We use a million excuses to justify the physical clutter that collects on our desks, in our wardrobes, on our bench tops and on other unsuspecting surfaces around our homes. But instead of rationalising our behaviour to ourselves and others, it may be more helpful to ask: how do I feel when I live, sleep or work amongst the clutter? Or what emotions come up for me when I think about sorting through the piles and files to clear the mess?
For many would-be hoarders, the mere idea of getting rid of clutter can create varying degrees of anxiety, guilt, embarrassment and shame. For others who struggle to sort and clear their clutter, there is often a misled belief that the items represent some kind of extension of who we are at our very core.

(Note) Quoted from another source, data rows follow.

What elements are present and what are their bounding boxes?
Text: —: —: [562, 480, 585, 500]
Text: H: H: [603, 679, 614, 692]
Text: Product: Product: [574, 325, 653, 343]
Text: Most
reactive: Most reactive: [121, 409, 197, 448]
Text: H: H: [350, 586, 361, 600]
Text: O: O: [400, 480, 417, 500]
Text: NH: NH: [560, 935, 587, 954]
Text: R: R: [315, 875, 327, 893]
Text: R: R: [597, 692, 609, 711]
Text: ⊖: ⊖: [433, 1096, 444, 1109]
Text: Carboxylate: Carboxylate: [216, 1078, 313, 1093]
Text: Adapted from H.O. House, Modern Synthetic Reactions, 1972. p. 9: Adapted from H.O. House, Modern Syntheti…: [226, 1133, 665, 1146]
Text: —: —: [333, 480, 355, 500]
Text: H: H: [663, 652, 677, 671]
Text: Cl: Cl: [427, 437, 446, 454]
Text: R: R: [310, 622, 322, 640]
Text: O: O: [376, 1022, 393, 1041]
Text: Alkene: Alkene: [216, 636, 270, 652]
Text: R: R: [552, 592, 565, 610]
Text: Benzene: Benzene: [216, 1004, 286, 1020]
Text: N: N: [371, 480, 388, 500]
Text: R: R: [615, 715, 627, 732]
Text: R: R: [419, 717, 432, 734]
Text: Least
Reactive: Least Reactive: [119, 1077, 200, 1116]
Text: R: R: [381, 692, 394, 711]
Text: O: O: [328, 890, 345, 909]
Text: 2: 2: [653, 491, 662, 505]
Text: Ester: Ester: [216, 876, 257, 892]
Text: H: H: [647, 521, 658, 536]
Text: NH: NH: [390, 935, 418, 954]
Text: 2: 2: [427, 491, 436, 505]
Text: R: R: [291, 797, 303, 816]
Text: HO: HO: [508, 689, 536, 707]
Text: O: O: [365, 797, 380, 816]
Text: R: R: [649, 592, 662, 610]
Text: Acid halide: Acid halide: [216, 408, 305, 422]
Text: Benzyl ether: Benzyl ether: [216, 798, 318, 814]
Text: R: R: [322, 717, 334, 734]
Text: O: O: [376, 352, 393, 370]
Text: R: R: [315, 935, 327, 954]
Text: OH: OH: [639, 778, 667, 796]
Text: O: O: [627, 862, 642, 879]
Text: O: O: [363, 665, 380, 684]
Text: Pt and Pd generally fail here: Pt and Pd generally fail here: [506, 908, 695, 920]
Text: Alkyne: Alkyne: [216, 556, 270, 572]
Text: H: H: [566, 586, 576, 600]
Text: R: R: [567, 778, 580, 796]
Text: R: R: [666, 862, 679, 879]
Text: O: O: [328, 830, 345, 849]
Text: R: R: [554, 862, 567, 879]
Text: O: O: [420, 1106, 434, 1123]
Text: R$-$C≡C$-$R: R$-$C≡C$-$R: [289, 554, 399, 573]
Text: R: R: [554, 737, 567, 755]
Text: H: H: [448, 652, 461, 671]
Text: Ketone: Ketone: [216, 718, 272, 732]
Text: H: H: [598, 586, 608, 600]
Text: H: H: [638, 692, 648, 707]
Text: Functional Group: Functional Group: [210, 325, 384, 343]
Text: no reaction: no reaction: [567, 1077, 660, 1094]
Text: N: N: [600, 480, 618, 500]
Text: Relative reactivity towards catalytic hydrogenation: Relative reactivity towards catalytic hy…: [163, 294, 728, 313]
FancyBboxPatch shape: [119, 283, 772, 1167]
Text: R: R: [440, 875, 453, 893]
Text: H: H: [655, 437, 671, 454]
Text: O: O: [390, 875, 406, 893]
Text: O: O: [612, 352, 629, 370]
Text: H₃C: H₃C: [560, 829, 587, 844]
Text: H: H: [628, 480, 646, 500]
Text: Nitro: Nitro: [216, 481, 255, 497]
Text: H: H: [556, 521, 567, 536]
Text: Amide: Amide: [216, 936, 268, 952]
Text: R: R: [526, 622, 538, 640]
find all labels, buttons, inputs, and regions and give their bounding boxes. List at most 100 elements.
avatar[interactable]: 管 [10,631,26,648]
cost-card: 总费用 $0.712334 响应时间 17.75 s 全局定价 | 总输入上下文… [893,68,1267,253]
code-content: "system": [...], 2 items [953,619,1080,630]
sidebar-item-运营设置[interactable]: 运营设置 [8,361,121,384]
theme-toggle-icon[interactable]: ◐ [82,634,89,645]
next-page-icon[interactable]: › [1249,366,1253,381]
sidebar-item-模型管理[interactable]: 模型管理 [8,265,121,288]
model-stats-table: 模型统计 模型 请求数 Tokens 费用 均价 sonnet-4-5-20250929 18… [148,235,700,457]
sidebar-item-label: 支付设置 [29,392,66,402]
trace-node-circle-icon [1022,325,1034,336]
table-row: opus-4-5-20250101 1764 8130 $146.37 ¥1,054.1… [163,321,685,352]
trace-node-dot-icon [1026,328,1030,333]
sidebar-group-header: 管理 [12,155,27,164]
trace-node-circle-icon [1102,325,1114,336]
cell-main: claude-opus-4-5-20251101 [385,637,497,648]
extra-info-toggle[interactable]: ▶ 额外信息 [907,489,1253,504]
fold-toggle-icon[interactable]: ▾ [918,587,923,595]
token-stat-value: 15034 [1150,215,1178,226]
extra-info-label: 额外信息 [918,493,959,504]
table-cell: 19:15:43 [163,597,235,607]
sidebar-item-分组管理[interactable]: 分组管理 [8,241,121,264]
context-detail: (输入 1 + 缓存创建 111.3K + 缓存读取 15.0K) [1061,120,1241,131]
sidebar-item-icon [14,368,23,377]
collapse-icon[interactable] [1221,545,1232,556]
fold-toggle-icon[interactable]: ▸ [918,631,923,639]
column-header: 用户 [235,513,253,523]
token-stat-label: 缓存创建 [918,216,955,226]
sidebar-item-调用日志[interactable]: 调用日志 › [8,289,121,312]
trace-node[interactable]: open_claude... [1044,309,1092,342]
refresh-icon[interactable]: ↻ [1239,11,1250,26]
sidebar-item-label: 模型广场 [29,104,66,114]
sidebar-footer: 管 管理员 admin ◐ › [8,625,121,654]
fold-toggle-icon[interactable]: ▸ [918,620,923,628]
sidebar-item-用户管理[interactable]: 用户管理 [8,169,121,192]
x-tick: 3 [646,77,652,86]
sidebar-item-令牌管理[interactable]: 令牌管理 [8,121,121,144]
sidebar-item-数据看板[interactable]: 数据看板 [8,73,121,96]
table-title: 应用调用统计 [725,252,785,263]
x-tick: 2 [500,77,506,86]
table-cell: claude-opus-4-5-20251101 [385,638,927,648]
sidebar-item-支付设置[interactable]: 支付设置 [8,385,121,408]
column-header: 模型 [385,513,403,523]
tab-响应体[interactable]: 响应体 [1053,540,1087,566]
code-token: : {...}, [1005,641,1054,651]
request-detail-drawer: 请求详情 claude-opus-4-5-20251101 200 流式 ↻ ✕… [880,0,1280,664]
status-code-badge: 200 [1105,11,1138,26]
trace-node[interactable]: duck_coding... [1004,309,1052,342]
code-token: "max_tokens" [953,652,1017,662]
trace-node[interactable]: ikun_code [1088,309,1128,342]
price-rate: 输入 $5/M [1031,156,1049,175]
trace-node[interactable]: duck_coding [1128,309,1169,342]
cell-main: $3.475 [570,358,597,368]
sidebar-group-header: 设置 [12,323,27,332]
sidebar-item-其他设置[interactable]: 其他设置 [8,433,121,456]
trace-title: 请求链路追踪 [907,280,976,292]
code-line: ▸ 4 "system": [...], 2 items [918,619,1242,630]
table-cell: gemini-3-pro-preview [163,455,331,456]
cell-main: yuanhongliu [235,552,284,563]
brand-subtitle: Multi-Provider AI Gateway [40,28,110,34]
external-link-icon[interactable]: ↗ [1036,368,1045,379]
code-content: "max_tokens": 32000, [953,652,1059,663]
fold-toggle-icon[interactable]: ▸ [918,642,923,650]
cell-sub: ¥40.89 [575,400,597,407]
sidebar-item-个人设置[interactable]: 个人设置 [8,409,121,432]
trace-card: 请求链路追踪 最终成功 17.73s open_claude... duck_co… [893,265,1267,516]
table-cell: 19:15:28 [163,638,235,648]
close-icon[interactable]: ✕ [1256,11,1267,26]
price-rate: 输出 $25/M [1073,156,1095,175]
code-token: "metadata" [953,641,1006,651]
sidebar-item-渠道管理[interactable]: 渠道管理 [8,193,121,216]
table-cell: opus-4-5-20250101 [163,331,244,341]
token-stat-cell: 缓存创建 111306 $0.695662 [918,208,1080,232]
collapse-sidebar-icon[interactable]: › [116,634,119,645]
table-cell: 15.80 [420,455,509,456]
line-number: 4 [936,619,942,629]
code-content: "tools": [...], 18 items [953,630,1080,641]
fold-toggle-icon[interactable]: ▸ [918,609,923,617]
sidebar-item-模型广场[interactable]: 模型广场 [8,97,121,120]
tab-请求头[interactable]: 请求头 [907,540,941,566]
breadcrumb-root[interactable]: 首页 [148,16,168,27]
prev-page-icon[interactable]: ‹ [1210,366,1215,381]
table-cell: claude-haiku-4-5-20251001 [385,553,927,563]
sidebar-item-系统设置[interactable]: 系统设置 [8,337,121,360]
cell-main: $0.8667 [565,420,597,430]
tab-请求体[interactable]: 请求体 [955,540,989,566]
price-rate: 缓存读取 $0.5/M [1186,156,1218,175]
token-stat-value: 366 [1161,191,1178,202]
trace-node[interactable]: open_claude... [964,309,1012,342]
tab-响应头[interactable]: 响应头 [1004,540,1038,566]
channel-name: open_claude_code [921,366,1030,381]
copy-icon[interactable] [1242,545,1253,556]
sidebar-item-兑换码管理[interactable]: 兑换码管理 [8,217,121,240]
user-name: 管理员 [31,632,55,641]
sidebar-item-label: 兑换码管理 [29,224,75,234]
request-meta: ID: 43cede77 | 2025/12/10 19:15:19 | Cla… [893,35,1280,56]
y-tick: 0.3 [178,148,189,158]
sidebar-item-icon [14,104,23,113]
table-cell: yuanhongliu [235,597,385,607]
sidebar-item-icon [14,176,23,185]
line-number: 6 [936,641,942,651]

In order to make progress in the battle of the mess, it’s important to understand what our relationship with the clutter represents. For those drowning in a sea of insignificant memorabilia, a mounting floordrobe, or dust-coated items untouched in years, there is help at hand and you can start today.
5 Tips to Declutter
1. Start small
Bite-sized chunks are key. Start with one pile, one shelf or one drawer. The act of sorting even one area free from clutter can help clear the physical and mental cloud to get the ball rolling.
2. Get real
What’s really important to you? If you haven’t worn or used an item for several years, give it to a charity, sell online or bin it.
3. Find clutter a home
Aim to sort and file papers and items to a permanent home, behind closed doors and drawers, rather than leave them on open shelves and surfaces. Keeping the items out of sight reduces the often overwhelming assault on our already overloaded senses.
4. Picture this
Imagine a life without clutter. Picture how you will operate at your desk with the papers gone or how it will feel to sleep in a room minus the maze of clothing or books.
5. Document it
Take before and after pictures as a reminder of the progress you’ve made and the state you choose not to return to.